The talk will also elaborate how LiquidFeedback can scale up to an
unlimited number of participants by using transitive proxy voting and
debate empowerment to allow a dynamic division of labor based on
individual choice (sometimes referred to as Liquid Democracy). It will
be shown how LiquidFeedback determines the voting options and avoids
encouragement for tactical voting in order to find the unbiased
collective preference. Other aspects of the talk are credibility and a
wide range of use cases.
- Issues in Real-World Matching Market Design (slides)
Elliott Peranson (National Matching Services Inc., Canada)
Abstract: Matching programs based on the deferred acceptance algorithm have been implemented in many markets for the placement of individuals into competitive positions. This session will focus on practical issues involved in initiating and administering a matching program for professional training positions, such as undergraduate and post-graduate internships and residencies. Market participants must first be convinced it will work for them. The market rules must be clearly defined, and the resources necessary to administer the program must be in place. The matching algorithm has evolved to meet real-world requirements, but this has required the development of mechanisms to address market instabilities. Techniques have also been developed to adjust the match processes to meet non-standard recruiter requirements. Finally, there may be legal issues that need to be addressed.

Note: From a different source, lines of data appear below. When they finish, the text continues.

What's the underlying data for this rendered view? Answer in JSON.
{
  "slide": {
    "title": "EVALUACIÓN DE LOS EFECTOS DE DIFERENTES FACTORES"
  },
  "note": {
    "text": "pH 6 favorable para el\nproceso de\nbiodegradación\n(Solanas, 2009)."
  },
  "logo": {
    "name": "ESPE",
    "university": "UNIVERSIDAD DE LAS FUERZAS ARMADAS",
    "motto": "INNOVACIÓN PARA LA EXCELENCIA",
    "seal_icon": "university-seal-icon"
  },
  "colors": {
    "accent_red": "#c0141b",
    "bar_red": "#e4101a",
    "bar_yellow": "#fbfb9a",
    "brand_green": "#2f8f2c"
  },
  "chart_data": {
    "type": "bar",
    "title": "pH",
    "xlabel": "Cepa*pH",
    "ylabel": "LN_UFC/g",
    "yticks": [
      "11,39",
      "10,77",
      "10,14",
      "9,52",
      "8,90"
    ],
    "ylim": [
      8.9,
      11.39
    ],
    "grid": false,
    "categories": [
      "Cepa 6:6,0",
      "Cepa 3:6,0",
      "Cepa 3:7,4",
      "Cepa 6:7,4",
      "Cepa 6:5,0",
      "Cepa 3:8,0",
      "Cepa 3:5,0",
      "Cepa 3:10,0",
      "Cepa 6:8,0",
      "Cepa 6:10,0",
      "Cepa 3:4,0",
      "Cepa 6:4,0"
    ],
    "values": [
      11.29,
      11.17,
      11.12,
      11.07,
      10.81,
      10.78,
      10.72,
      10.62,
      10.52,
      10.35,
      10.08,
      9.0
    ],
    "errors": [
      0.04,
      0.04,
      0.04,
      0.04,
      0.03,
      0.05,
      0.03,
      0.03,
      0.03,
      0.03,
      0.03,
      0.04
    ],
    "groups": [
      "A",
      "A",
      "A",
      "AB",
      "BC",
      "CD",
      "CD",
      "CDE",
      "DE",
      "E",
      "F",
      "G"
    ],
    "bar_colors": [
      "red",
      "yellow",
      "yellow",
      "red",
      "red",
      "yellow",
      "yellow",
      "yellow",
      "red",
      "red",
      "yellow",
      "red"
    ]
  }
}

- Paired donor kidney transplantation in the UK(slides)
Matthew Robb (NHS Blood and Transplant, UK)
Abstract: There are currently over 5000 patients in need of a kidney transplant in the UK. The average waiting time is over 3 years for a deceased donor kidney and in this period the health of the patient deteriorates further. The best case scenario for a patient is if they have a willing living kidney donor (relative, partner or friend), eliminating waiting time on the list. However, even if the patient has a willing donor the transplant cannot always go ahead due to a blood group or tissue type incompatibility. The National Living Donor Kidney Sharing Scheme provides such patients an alternative route to transplantation. The matching process developed in collaboration with colleagues at the University of Glasgow utilises integer programming to maximise the number of transplants according to criteria agreed with the transplant community. This has now helped facilitate over 550 transplants.
The Industry Day is funded by the Cost Action IC1205 on Computational Social Choice.